Links: Fed hiring freeze, politics and nonprofits, LA Measure S, modern Linux for non-developers, bikes, policing, education, coffee, and more!

* “Trump Orders Broad Hiring Freeze for Federal Government.” It’s been our experience that such “freezes” usually don’t amount to much, as veteran federal bureaucrats know how to maneuver around them.

* “Blue states are in for a world of pain.” The “are” should right now actually say “may be.” The biggest challenge is that Congress’s tax plans “would eliminate most itemized deductions — including those for state and local income and property taxes.”

* The Many, the Humble, the Ubuntu Linux Users. About using Linux from the perspective of a writer rather than a programmer. There are also now very good laptops that come with Linux pre-installed, like this Dell XPS 13″.

* “Doomsday Prep for the Super-Rich.”

* We will miss antibiotics when they’re gone.

* On Forged Through Fire: War, Peace, and the Democratic Bargain.

* “Blue Lies Matter: How Video Finally Proved That Cops Lie.”

* Yes, there have been aliens.

* “Revenge of the bureaucrats: Federal workers fume over Trump’s vows to freeze hiring and shrink the government.” How policies go from high-level, highly abstract politicians to actual implementation on the ground is an unimportant theme that hasn’t been covered adequately. See the first link, above, about government “hiring freezes.”

* The next [debt or financial] crisis?

* “What the Death of the T.P.P. Means for America.” The short answer is, “Very little that is good.”

* Why bike lanes may appear to be underutilized.

* Chicago cops, unaccountable by design.

* How to Culture Jam a Populist in Four Easy Steps.

* “How Virginia’s Hospital Licensing Laws Led to an Infant’s Death.” The depth and bizarreness of medical licensing is hard to believe; we’ve heard all kinds of strange, fascinating stories about them from our clients.

* The ambiguities of dual citizenship.

* “How Immigration Uncertainty Threatens America’s Tech Dominance.” Well-known to people in the field and not known at all among voters.

* America needs to abandon its reverence for bachelor’s degrees.

* Life, death and demolition in Baltimore: “As Maryland’s largest city has dwindled from a peak population of 950,000 in 1950 to about 620,000 today, the receding tide has left behind 17,000 boarded-up houses and buildings, unoccupied, unwanted and unstable.”

* “U.S. nonprofits, including churches, should be allowed to take sides in politics.” I’m not convinced, but the argument is reasonable.

* All aboard: the Second Avenue Subway is here.

* To Live Your Best Life, Do Mathematics.

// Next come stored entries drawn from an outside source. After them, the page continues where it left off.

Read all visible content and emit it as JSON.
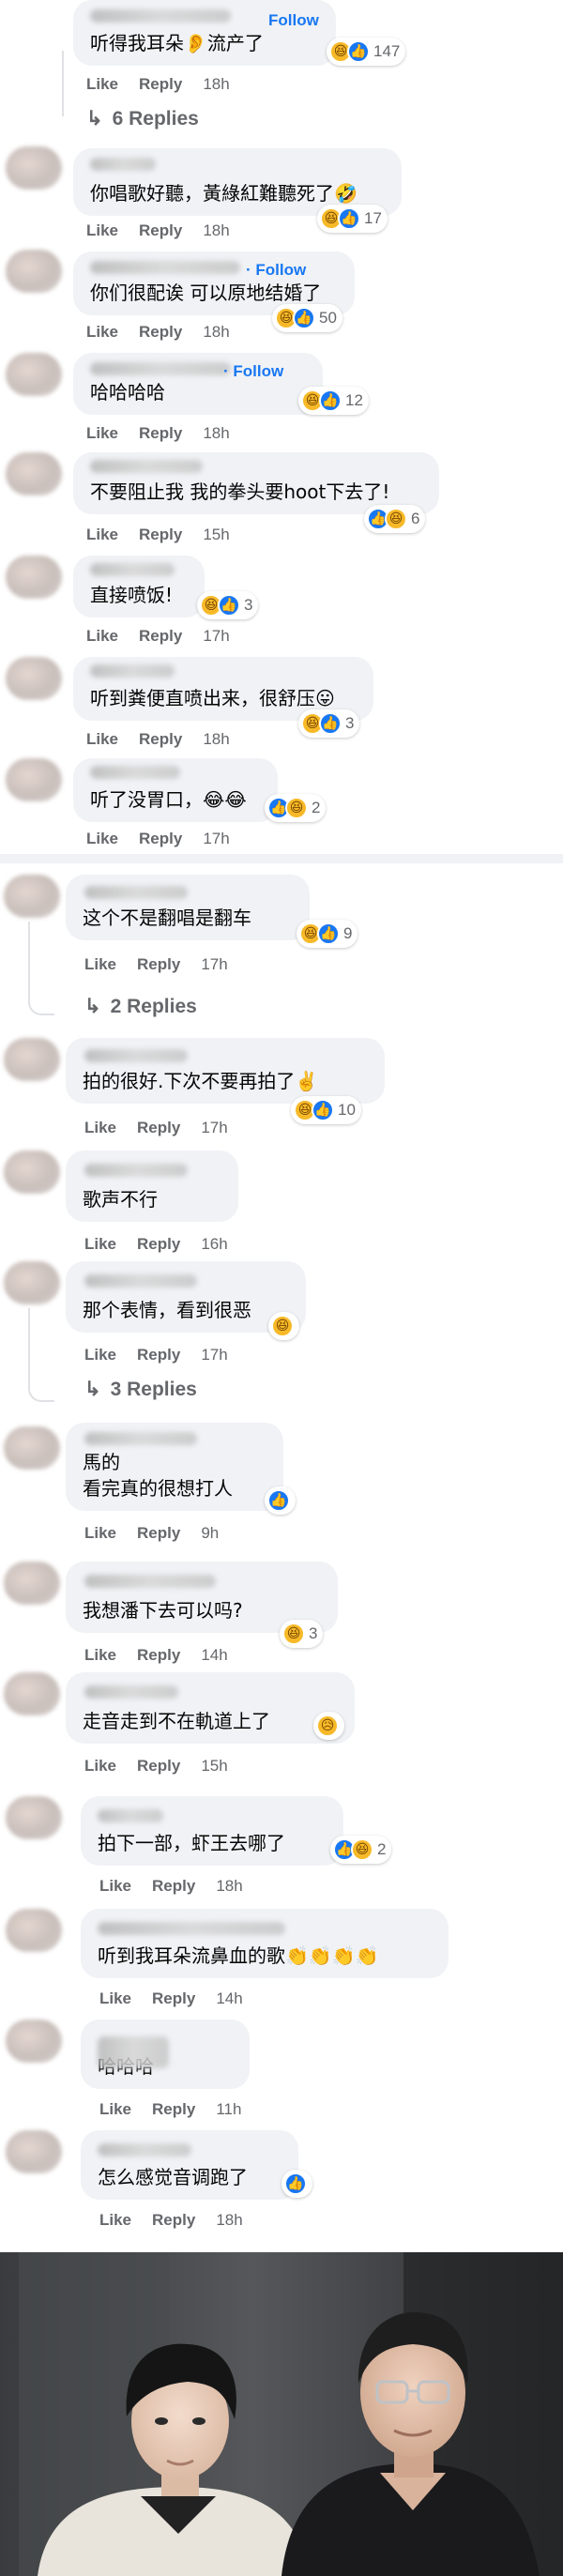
{
  "section_a": {
    "comments": [
      {
        "text": "听得我耳朵👂流产了",
        "follow": "Follow",
        "like": "Like",
        "reply": "Reply",
        "time": "18h",
        "reactions": [
          "haha",
          "like"
        ],
        "count": "147",
        "replies": "6 Replies"
      },
      {
        "text": "你唱歌好聽，黃綠紅難聽死了🤣",
        "like": "Like",
        "reply": "Reply",
        "time": "18h",
        "reactions": [
          "haha",
          "like"
        ],
        "count": "17"
      },
      {
        "text": "你们很配诶 可以原地结婚了",
        "follow": "· Follow",
        "like": "Like",
        "reply": "Reply",
        "time": "18h",
        "reactions": [
          "haha",
          "like"
        ],
        "count": "50"
      },
      {
        "text": "哈哈哈哈",
        "follow": "· Follow",
        "like": "Like",
        "reply": "Reply",
        "time": "18h",
        "reactions": [
          "haha",
          "like"
        ],
        "count": "12"
      },
      {
        "text": "不要阻止我 我的拳头要hoot下去了!",
        "like": "Like",
        "reply": "Reply",
        "time": "15h",
        "reactions": [
          "like",
          "haha"
        ],
        "count": "6"
      },
      {
        "text": "直接喷饭!",
        "like": "Like",
        "reply": "Reply",
        "time": "17h",
        "reactions": [
          "haha",
          "like"
        ],
        "count": "3"
      },
      {
        "text": "听到粪便直喷出来，很舒压😛",
        "like": "Like",
        "reply": "Reply",
        "time": "18h",
        "reactions": [
          "haha",
          "like"
        ],
        "count": "3"
      },
      {
        "text": "听了没胃口，😂😂",
        "like": "Like",
        "reply": "Reply",
        "time": "17h",
        "reactions": [
          "like",
          "haha"
        ],
        "count": "2"
      }
    ]
  },
  "section_b": {
    "comments": [
      {
        "text": "这个不是翻唱是翻车",
        "like": "Like",
        "reply": "Reply",
        "time": "17h",
        "reactions": [
          "haha",
          "like"
        ],
        "count": "9",
        "replies": "2 Replies"
      },
      {
        "text": "拍的很好.下次不要再拍了✌️",
        "like": "Like",
        "reply": "Reply",
        "time": "17h",
        "reactions": [
          "haha",
          "like"
        ],
        "count": "10"
      },
      {
        "text": "歌声不行",
        "like": "Like",
        "reply": "Reply",
        "time": "16h"
      },
      {
        "text": "那个表情，看到很恶",
        "like": "Like",
        "reply": "Reply",
        "time": "17h",
        "reactions": [
          "haha"
        ],
        "count": "",
        "replies": "3 Replies"
      },
      {
        "text": "馬的\n看完真的很想打人",
        "like": "Like",
        "reply": "Reply",
        "time": "9h",
        "reactions": [
          "like"
        ],
        "count": ""
      },
      {
        "text": "我想潘下去可以吗?",
        "like": "Like",
        "reply": "Reply",
        "time": "14h",
        "reactions": [
          "haha"
        ],
        "count": "3"
      },
      {
        "text": "走音走到不在軌道上了",
        "like": "Like",
        "reply": "Reply",
        "time": "15h",
        "reactions": [
          "sad"
        ],
        "count": ""
      },
      {
        "text": "拍下一部，虾王去哪了",
        "like": "Like",
        "reply": "Reply",
        "time": "18h",
        "reactions": [
          "like",
          "haha"
        ],
        "count": "2"
      },
      {
        "text": "听到我耳朵流鼻血的歌👏👏👏👏",
        "like": "Like",
        "reply": "Reply",
        "time": "14h"
      },
      {
        "text": "哈哈哈",
        "like": "Like",
        "reply": "Reply",
        "time": "11h"
      },
      {
        "text": "怎么感觉音调跑了",
        "like": "Like",
        "reply": "Reply",
        "time": "18h",
        "reactions": [
          "like"
        ],
        "count": ""
      }
    ]
  },
  "icons": {
    "haha": "😆",
    "like": "👍",
    "sad": "😥"
  },
  "colors": {
    "bubble": "#f0f2f5",
    "link": "#1877f2",
    "meta": "#65676b",
    "like_reaction": "#1877f2",
    "haha_reaction": "#f7b928"
  },
  "photo": {
    "subject": "two-people-selfie"
  }
}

* Why does infrastructure cost so damn much in the U.S.?

* “Preschool can provide a boost, but the gains can fade surprisingly fast.” We’ve posted about this before, in, for example, “New York City is Having Trouble Giving Away Free Universal Pre-Kindergarten (UPK) Slots.” Still, we write lots of preschool proposals, because politicians and interest groups love these programs, which are more about hiring low-skill workers than education, which tends to be minimal at that age, for reasons obvious to anyone who’s spent time around three year olds. .

* “Stop Humiliating Teachers,” a lovely piece though unlikely to happen.

* “From work to income to health to social mobility, the year 2000 marked the beginning of what has become a distressing era for the United States.” Maybe.

* The great American streetcar myth.

* “Professor Lisa Servon spent 4 months working in a South Bronx check-cashing store says we’re getting it all wrong.” Useful especially for anyone who write DOT CDFI grant proposals like us.

* Why Dell’s gamble on Linux laptops has paid off.

* “The case for going to bed at 2:30 am.”

* “In praise of cash;” seems like an obvious point to me.

* “The Number of Children in L.A. Is Shrinking — Which Could Be a Disaster.” Blame housing policy and politics. L.A.’s Measure S ballot initiative could make the situation much, much worse.

* How Alcohol and Caffeine Helped Create Civilization.